PAUL BIYA ENVOIE UN JOURNALISTE CORROMPRE LES COMBATTANTS SÉCESSIONNISTES
Par Michel Biem Tong, journaliste web en exil
« Depuis jeudi, un numéro de téléphone tente de m’appeler. Mais je refuse de répondre à l’appel. C’est un de mes combattants qui m’a convaincu de décrocher car ça peut être une urgence qui nécessite une intervention. Hier vendredi, quand j’ai décroché à l’appel, j’ai entendu un monsieur me parler un anglais soutenu je lui ai dit qu’il est mieux qu’il parle en pidgin (argot parlé dans le Cameroun anglophone et dans pas mal de pays anglophone d’Afrique de l’Ouest, ndlr) sinon je raccroche. Il a commencé à parler pidgin. Il s’est présenté comme un journaliste travaillant à Yaoundé et m’a dit qu’il voulait conclure un marché avec nous.
Je lui ai demandé qui lui a donné mon numéro et de se présenter. Il m’a dit qu’il s’appelle Georges Ewane. Je me suis mis à crier. Il m’a dit de me calmer. J’ai commencé à enregistrer la conversation. Il m’a proposé de l’argent et même de me faire voyager pour l’Europe à la fin des travaux si j’accepte d’enregistrer une vidéo dans laquelle je reconnais avoir signé les résolutions du Grand Dialogue National au nom des groupes armés. Je lui ai dit que je ne peux pas accepter cette proposition parce que nous contrôlons déjà notre territoire», a confié un général d’un groupe armé séparatiste à Jennifer Dikay, une activiste anglophone pro-indépendance.
Journaliste à la Brigade des Reportages Spéciaux (en charge de relayer les activités du président de la République) de la Cameroon radio and television (CRTV), porte-parole du Grand Dialogue National et élite du sud-ouest anglophone, Georges Ewane est donc, si l’on s’en tient à cet échange entre l’activiste et le général « ambazonien », accusé d’avoir voulu corrompre ce dernier afin de l’amener à faire enregistrer une vidéo dans laquelle il reconnait avoir représenté son groupe armé au cours dudit dialogue qui commence le 30 septembre prochain et d’avoir apposé sa signature au bas des résolutions. Notre tentative de joindre le confrère a été vaine.
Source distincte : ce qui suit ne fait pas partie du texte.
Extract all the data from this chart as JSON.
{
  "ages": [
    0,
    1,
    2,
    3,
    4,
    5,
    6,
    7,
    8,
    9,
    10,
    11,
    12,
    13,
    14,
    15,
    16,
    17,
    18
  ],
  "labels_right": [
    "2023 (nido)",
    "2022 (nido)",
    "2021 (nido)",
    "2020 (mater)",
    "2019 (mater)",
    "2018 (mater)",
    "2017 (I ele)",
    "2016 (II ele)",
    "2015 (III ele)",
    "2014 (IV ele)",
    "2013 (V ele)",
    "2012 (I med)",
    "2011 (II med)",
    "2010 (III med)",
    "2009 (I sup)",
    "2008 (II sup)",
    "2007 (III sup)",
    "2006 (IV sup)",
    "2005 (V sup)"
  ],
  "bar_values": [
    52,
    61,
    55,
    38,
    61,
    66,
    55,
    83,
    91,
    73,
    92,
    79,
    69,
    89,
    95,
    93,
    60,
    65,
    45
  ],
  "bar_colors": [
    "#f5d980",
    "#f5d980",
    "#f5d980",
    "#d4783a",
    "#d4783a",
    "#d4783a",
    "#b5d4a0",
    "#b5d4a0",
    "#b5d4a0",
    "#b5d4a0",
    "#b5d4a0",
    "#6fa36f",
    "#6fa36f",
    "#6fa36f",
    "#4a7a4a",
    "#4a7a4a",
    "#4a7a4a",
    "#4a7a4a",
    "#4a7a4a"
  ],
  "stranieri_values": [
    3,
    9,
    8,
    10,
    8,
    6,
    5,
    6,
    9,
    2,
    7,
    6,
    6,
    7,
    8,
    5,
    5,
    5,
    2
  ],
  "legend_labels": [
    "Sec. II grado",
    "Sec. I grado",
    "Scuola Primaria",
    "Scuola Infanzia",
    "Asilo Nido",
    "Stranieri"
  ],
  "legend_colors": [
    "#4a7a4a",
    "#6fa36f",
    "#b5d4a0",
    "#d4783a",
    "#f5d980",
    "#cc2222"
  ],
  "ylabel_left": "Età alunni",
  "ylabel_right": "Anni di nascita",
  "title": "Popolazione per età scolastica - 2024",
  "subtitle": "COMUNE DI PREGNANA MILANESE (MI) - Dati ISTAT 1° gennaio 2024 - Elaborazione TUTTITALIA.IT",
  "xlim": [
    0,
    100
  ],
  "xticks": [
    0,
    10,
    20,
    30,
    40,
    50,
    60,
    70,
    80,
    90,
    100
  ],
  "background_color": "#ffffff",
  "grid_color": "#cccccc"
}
Voilà à quoi est réduit le Dialogue National version Paul Biya. Sentant qu’une partie de la communauté internationale est très remontée contre cette formule de dialogue où c’est le président qui décide de tout y compris des sujets à débattre, conscient de ce que la mouvance séparatiste boude ce dialogue à la pensée unique qui ne tient pas compte de ses revendications, dans le but de donner à l’opinion internationale l’impression qu’il s’agit d’un dialogue véritablement inclusif, le pouvoir de Yaoundé use de ce qui lui est consubstantiel : l’achat des conscience. La corruption. Un autre jeune anglophone vivant à l’extérieur a témoigné sur les réseaux sociaux avoir été contacté pour jouer le rôle de combattant contre de fortes sommes d’argent. C’est dire si à l’approche de ce Dialogue National, le pouvoir de Yaoundé est dans la panique.